Researchers examined UNC45B expression in mouse gastrocnemius muscle across the lifespan, finding a marked reduction at 24 months of age. To test causality, they used adeno-associated virus vectors to knock down Unc45b in the triceps surae of young (3-month-old) mice. The result was a sequential deterioration: plantar flexor torque declined first, followed by a reduction in gastrocnemius muscle mass — precisely recapitulating the temporal pattern of human sarcopenia.
Mechanistic experiments using mechanically skinned muscle fibers revealed that maximum calcium-activated force was preserved after Unc45b knockdown, but depolarization-induced force relative to maximum calcium-activated force was reduced. This suggests UNC45B affects excitation-contraction coupling rather than the contractile machinery itself. The protein appears especially critical for fast-twitch fiber integrity.
Using tamoxifen-inducible skeletal muscle-specific knockout mice, the team confirmed whole-body reductions in muscle mass and force. Strikingly, these mice also showed reduced bone mineral density, decreased locomotor activity, lower body temperature during sleep, and impaired non-REM sleep depth — despite normal glucose tolerance and insulin sensitivity. This reveals that muscle-intrinsic UNC45B loss has systemic consequences beyond metabolism.
The study establishes UNC45B as a myofiber-intrinsic promoter of sarcopenia and opens new avenues for therapeutic targeting.
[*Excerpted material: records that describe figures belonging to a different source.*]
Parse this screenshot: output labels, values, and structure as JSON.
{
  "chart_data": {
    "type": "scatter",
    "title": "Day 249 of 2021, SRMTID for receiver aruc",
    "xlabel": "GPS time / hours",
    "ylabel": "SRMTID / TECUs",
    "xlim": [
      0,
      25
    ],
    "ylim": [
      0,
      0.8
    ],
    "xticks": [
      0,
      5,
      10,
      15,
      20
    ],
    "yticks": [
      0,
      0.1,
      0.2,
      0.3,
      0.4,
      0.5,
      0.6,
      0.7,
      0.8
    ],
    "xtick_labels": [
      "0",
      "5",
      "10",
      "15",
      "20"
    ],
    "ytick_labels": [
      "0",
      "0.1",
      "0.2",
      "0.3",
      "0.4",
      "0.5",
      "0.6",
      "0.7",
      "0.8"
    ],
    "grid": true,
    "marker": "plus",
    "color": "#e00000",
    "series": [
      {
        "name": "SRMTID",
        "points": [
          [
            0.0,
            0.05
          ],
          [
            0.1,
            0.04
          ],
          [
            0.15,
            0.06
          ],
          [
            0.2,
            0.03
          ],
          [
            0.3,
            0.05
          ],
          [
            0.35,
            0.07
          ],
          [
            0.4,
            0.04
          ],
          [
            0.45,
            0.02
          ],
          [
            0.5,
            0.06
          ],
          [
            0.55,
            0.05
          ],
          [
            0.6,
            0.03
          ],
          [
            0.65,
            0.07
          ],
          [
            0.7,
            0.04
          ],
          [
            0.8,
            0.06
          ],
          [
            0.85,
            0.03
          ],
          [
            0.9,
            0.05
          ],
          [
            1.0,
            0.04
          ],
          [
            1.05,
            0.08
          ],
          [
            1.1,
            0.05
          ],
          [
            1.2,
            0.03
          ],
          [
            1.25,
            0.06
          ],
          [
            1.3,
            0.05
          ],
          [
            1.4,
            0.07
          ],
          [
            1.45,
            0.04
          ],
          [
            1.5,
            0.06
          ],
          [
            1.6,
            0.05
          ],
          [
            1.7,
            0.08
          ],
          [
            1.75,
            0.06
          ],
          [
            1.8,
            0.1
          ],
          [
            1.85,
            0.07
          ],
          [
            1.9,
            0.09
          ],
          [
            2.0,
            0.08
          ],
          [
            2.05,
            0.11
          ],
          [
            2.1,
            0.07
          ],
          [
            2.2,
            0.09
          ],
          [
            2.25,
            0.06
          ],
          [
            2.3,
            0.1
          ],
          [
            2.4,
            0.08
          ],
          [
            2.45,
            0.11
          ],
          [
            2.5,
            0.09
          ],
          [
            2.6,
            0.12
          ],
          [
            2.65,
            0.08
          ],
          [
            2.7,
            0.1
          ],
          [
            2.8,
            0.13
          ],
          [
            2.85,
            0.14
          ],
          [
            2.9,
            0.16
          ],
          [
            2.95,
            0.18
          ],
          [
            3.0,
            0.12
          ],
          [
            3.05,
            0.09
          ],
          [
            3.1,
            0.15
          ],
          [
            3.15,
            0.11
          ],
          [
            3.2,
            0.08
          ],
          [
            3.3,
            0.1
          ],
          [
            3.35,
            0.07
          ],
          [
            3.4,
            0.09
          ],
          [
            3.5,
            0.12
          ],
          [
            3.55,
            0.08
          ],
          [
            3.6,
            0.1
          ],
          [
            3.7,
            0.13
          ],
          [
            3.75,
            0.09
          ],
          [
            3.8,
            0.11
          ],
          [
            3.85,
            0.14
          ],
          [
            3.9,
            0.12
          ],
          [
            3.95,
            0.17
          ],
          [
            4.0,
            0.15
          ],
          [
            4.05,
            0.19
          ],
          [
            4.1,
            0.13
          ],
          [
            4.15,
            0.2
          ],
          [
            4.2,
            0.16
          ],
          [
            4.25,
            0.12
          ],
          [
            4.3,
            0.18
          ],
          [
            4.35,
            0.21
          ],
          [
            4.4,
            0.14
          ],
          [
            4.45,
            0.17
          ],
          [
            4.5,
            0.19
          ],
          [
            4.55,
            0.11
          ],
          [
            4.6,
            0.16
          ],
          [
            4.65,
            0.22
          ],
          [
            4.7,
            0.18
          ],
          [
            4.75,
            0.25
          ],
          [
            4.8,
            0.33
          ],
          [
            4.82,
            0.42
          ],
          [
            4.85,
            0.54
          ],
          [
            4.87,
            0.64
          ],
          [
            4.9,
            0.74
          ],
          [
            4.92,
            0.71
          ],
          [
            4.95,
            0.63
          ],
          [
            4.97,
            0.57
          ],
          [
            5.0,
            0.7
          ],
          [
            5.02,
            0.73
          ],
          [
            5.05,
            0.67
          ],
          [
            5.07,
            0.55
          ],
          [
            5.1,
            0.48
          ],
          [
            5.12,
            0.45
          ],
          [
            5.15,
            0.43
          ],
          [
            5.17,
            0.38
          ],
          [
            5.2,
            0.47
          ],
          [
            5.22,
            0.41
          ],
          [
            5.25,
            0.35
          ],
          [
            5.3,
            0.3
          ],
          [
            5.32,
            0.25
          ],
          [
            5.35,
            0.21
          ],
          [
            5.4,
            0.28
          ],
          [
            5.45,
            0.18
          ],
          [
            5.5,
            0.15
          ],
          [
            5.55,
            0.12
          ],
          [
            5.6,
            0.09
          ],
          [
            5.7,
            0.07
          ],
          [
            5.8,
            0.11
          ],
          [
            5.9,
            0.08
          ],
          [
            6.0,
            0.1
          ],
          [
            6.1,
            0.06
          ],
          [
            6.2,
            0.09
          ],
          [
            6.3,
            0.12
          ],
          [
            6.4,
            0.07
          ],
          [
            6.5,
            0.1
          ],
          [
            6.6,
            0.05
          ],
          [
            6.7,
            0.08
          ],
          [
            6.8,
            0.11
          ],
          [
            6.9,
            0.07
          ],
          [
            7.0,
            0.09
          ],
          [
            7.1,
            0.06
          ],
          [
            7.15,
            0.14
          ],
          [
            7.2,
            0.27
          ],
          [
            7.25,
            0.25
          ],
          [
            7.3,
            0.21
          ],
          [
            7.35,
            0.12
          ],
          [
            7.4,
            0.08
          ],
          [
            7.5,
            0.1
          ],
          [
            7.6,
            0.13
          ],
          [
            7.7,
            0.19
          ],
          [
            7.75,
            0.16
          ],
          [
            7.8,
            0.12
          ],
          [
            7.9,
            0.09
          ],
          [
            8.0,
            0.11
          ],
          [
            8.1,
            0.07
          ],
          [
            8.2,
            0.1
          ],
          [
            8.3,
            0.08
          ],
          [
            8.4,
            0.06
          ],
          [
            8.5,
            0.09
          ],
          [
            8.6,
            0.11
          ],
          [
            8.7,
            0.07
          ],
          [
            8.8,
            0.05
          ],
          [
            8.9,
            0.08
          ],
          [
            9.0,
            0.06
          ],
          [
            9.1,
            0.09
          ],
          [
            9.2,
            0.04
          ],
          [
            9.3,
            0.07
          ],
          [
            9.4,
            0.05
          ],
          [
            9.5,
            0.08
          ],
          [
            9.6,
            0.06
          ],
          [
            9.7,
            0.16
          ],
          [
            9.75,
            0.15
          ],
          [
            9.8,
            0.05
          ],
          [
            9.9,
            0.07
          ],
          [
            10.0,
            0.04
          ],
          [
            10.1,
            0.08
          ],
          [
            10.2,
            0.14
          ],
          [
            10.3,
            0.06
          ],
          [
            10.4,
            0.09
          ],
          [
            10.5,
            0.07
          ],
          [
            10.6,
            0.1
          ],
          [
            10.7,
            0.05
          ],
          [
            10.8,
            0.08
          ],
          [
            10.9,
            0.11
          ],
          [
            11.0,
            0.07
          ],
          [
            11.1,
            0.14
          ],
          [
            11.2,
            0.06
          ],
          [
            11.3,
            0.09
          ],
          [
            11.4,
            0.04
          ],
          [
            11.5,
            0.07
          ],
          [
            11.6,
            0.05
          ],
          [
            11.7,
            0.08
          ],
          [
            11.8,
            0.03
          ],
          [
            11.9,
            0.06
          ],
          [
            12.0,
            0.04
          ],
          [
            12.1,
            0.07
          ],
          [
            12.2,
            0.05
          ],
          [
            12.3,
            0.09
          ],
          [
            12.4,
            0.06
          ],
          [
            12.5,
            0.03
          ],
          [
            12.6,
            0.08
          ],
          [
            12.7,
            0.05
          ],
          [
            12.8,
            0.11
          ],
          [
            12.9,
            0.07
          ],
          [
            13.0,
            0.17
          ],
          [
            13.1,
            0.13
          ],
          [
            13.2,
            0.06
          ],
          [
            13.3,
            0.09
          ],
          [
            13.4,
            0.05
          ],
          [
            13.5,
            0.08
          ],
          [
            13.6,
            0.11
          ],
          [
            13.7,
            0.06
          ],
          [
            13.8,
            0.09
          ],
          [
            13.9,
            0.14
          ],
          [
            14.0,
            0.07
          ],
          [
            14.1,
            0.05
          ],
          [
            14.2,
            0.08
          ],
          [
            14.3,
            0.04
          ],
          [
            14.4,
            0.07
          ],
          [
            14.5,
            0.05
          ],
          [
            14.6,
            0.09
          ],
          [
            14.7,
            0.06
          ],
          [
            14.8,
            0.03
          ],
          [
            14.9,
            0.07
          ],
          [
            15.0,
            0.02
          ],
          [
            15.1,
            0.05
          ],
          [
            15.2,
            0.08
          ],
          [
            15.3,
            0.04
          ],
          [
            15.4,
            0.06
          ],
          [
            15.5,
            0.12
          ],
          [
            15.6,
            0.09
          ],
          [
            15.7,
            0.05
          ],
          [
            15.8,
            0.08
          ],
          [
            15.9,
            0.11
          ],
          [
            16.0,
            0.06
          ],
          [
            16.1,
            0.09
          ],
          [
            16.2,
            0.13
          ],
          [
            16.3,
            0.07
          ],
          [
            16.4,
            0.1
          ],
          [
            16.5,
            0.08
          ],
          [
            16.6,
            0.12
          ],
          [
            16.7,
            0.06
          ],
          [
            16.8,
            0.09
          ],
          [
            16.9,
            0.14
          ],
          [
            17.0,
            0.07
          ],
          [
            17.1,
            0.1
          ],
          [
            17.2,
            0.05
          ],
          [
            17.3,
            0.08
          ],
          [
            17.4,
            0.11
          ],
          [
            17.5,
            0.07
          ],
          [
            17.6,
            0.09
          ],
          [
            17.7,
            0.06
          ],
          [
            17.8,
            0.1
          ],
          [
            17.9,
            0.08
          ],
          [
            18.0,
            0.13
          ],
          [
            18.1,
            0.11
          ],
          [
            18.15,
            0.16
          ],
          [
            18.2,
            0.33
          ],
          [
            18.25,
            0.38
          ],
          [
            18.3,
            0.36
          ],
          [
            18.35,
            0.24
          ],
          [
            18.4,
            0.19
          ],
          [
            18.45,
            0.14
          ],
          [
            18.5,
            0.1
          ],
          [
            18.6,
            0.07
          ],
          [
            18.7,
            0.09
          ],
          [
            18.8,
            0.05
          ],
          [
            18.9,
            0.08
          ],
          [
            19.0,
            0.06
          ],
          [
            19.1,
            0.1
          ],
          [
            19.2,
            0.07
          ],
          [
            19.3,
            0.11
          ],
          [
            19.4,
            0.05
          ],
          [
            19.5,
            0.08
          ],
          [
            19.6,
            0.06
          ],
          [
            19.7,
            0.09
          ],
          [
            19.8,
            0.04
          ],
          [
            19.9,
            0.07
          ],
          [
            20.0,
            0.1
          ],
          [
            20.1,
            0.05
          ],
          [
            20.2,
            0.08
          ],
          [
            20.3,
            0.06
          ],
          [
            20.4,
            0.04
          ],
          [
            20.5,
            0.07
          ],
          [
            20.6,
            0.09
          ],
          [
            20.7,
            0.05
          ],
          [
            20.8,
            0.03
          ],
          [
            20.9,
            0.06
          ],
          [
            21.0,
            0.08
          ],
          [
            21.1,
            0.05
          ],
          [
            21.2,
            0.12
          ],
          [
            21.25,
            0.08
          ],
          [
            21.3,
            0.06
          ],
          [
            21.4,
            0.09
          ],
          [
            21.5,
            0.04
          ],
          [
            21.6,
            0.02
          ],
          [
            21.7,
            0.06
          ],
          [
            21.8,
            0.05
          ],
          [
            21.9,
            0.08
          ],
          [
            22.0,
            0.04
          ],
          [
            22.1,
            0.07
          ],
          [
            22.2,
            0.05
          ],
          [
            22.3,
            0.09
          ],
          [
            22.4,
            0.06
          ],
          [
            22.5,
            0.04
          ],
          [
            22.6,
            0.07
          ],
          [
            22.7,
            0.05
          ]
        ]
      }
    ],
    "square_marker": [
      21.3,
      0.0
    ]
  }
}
Caveats include reliance on mouse models and abstract-only availability limiting full methodological assessment.
Key Findings
- UNC45B protein levels decline significantly in mouse muscle by 24 months, preceding visible atrophy.
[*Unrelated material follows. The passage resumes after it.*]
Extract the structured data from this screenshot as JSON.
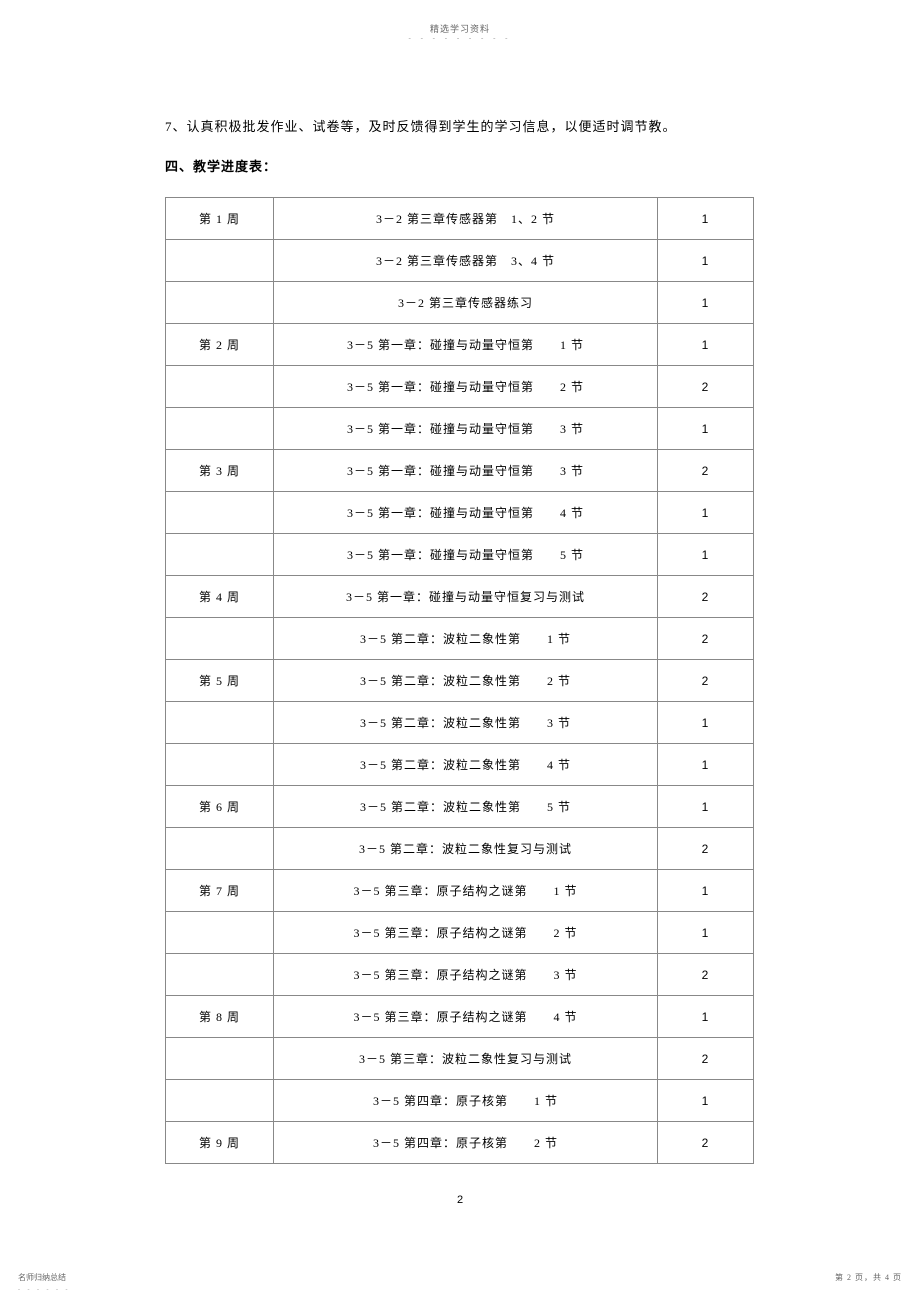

- Reducing UNC45B causes muscle force loss before muscle mass loss, mirroring human sarcopenia progression.
- UNC45B loss impairs excitation-contraction coupling in fast-twitch fibers, not peak contractile force.
- Muscle-specific UNC45B knockout reduces bone mineral density and disrupts non-REM sleep depth.
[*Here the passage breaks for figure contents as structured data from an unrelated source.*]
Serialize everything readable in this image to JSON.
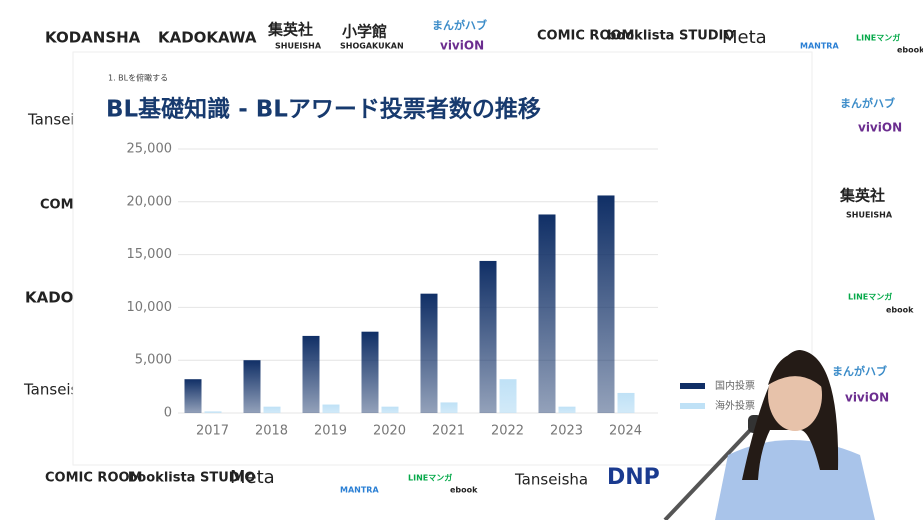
{
  "background_logos": [
    "KODANSHA",
    "KADOKAWA",
    "集英社",
    "SHUEISHA",
    "小学館",
    "SHOGAKUKAN",
    "まんがハブ",
    "viviON",
    "COMIC ROOM",
    "booklista STUDIO",
    "Meta",
    "MANTRA",
    "LINEマンガ",
    "ebook",
    "Tanseisha",
    "COMIC ROOM",
    "KADOKAWA",
    "Tanseisha",
    "まんがハブ",
    "viviON",
    "集英社",
    "SHUEISHA",
    "LINEマンガ",
    "ebook",
    "まんがハブ",
    "viviON",
    "COMIC ROOM",
    "booklista STUDIO",
    "Meta",
    "MANTRA",
    "LINEマンガ",
    "ebook",
    "Tanseisha",
    "DNP"
  ],
  "slide": {
    "section": "1. BLを俯瞰する"
  },
  "chart_data": {
    "type": "bar",
    "title": "BL基礎知識 - BLアワード投票者数の推移",
    "categories": [
      "2017",
      "2018",
      "2019",
      "2020",
      "2021",
      "2022",
      "2023",
      "2024"
    ],
    "series": [
      {
        "name": "国内投票",
        "color": "#102f66",
        "values": [
          3200,
          5000,
          7300,
          7700,
          11300,
          14400,
          18800,
          20600
        ]
      },
      {
        "name": "海外投票",
        "color": "#bfe1f6",
        "values": [
          150,
          600,
          800,
          600,
          1000,
          3200,
          600,
          1900
        ]
      }
    ],
    "ylim": [
      0,
      25000
    ],
    "yticks": [
      0,
      {
        "value": 5000,
        "label": "5,000"
      },
      {
        "value": 10000,
        "label": "10,000"
      },
      {
        "value": 15000,
        "label": "15,000"
      },
      {
        "value": 20000,
        "label": "20,000"
      },
      {
        "value": 25000,
        "label": "25,000"
      }
    ],
    "grid": true
  }
}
- Metabolic function (glucose tolerance, insulin sensitivity) remains intact despite significant muscle loss.
Methodology
The study used AAV-mediated Unc45b knockdown in young mice and tamoxifen-inducible skeletal muscle-specific knockout (imKO) mice to dissect the role of UNC45B in muscle physiology. Outcomes included torque measurements, mechanically skinned fiber force assays, bone density scans, metabolic testing, and sleep/activity monitoring. Mouse models spanned multiple ages to capture age-related expression changes.
Study Limitations
This summary is based on the abstract only, as the full paper is not open access, limiting assessment of statistical rigor and full methodology. All experiments were conducted in mice, and translation to human sarcopenia requires validation in human muscle tissue and clinical studies. The mechanisms linking UNC45B loss to sleep disruption and bone density changes remain to be fully elucidated.